The Ravenwood Miner’s correspondent at Charters Towers started his report published on 17/2/1872 entitled ‘Charters Towers’ by:
“Such is the name which Mr. Mosman’s camp has been christened … The place was named (I am told) by the prospector ‘Charters Towers’ in honour of the big man from the Cape.” (W.S.E.M. Charters)
In local publications of the time the township was always referred to as the Towers or Charters Towers.
Hugh Mosman
In 1872, Superintendent Gold Commissioner John Jardine had visited the new goldfield now administered by Charters. In his report to the Queensland Government, he described that goldfield as “of a very peculiar appearance”.
“It is a large-Barren undulating flat, very scantily wooded and grassed, extending from the Burdekin to the Broughton River, and dotted with a number of very remarkable pyramidal peaks of granite, rising abruptly from the plain to a considerable height, their fantastic shapes having suggested the name of ‘The Towers’.”

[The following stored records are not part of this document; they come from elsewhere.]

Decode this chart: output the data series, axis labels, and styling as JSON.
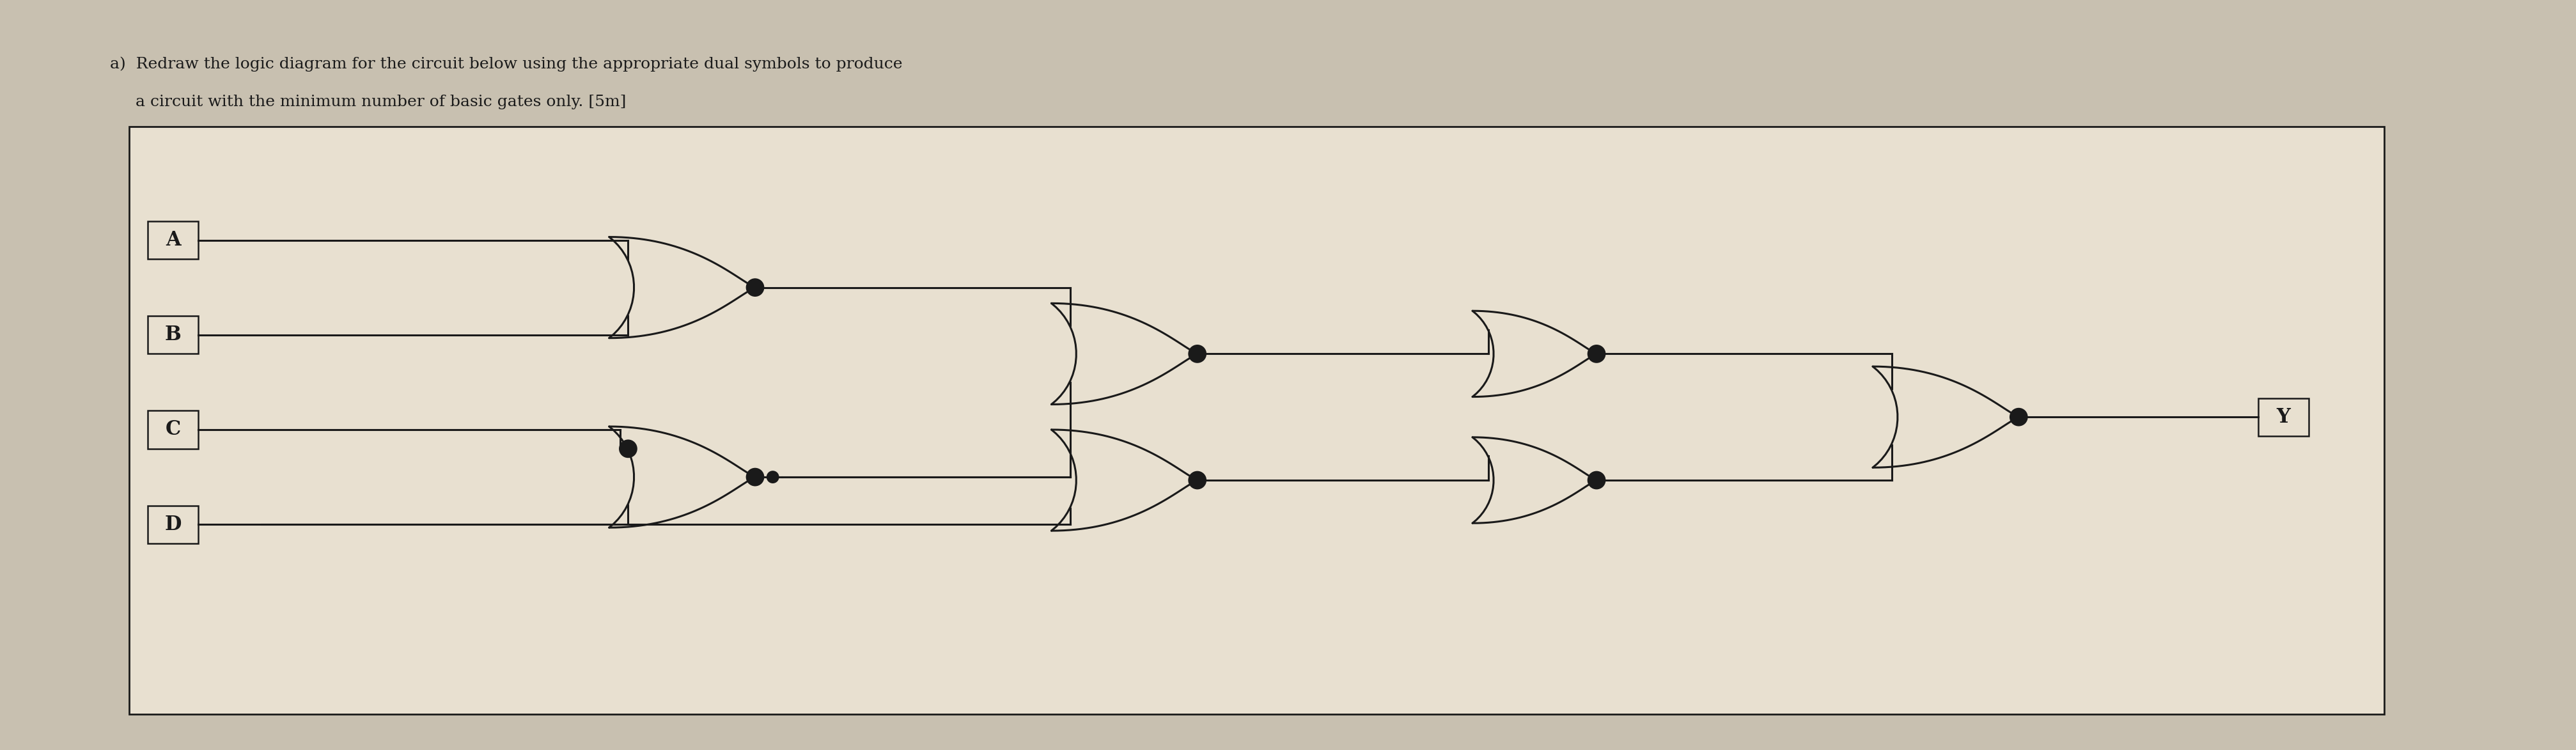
{
  "title_line1": "a)  Redraw the logic diagram for the circuit below using the appropriate dual symbols to produce",
  "title_line2": "     a circuit with the minimum number of basic gates only. [5m]",
  "bg_color": "#c8c0b0",
  "box_bg": "#e8e0d0",
  "text_color": "#1a1a1a",
  "inputs": [
    "A",
    "B",
    "C",
    "D"
  ],
  "output_label": "Y"
}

This was written on 31 December 1872. It was the granite hills of “a conical or sugar-loaf shape, from one to 200 feet in height” that suggested the term Towers. This was written at the end of the first year of the founding of Charters Towers.
Indeed, in Jardine’s letter of instruction from the colonial government dated 12 September 1872, he was instructed to investigate the Charters Towers. Nowhere is there any mention of ‘Charters Tors’.
Possibly the first appearance of the word ‘Tors’ occurs in an article entitled ‘Premier Goldfield of Queensland’ published in The Queenslander, 29/12/1894.
“The name of the goldfield was thus innocently announced in compliment to the mining warden, and the second word ‘Tors’ or ‘Towers’ referred to the appearance of the surrounding country, which is so prettily embellished with a large number of these peculiar looking conical peaks.”
Further references to the name ‘Tors’ was in Jubilee History of Queensland:
“The warden on the Ravenswood field at the time was Mr. Charters and the new field read his name in association with the granite ‘tors’ forming the most characteristic feature of the scenery. The name ‘Charters Tors’ soon became corrupted into the now favoured Charters Towers.”
It appears that authors at a later date tried to instill some romance into the naming of the town. It is unusual for a single syllable word to be corrupted into one of two syllables.
It is true that Tors means hills, but it was not the original name used. At no time in the first two decades of the founding of the goldfield was there any mention of Charters Tors.
The legend goes that over the years Tors became Towers. This is not true. It was the other way around.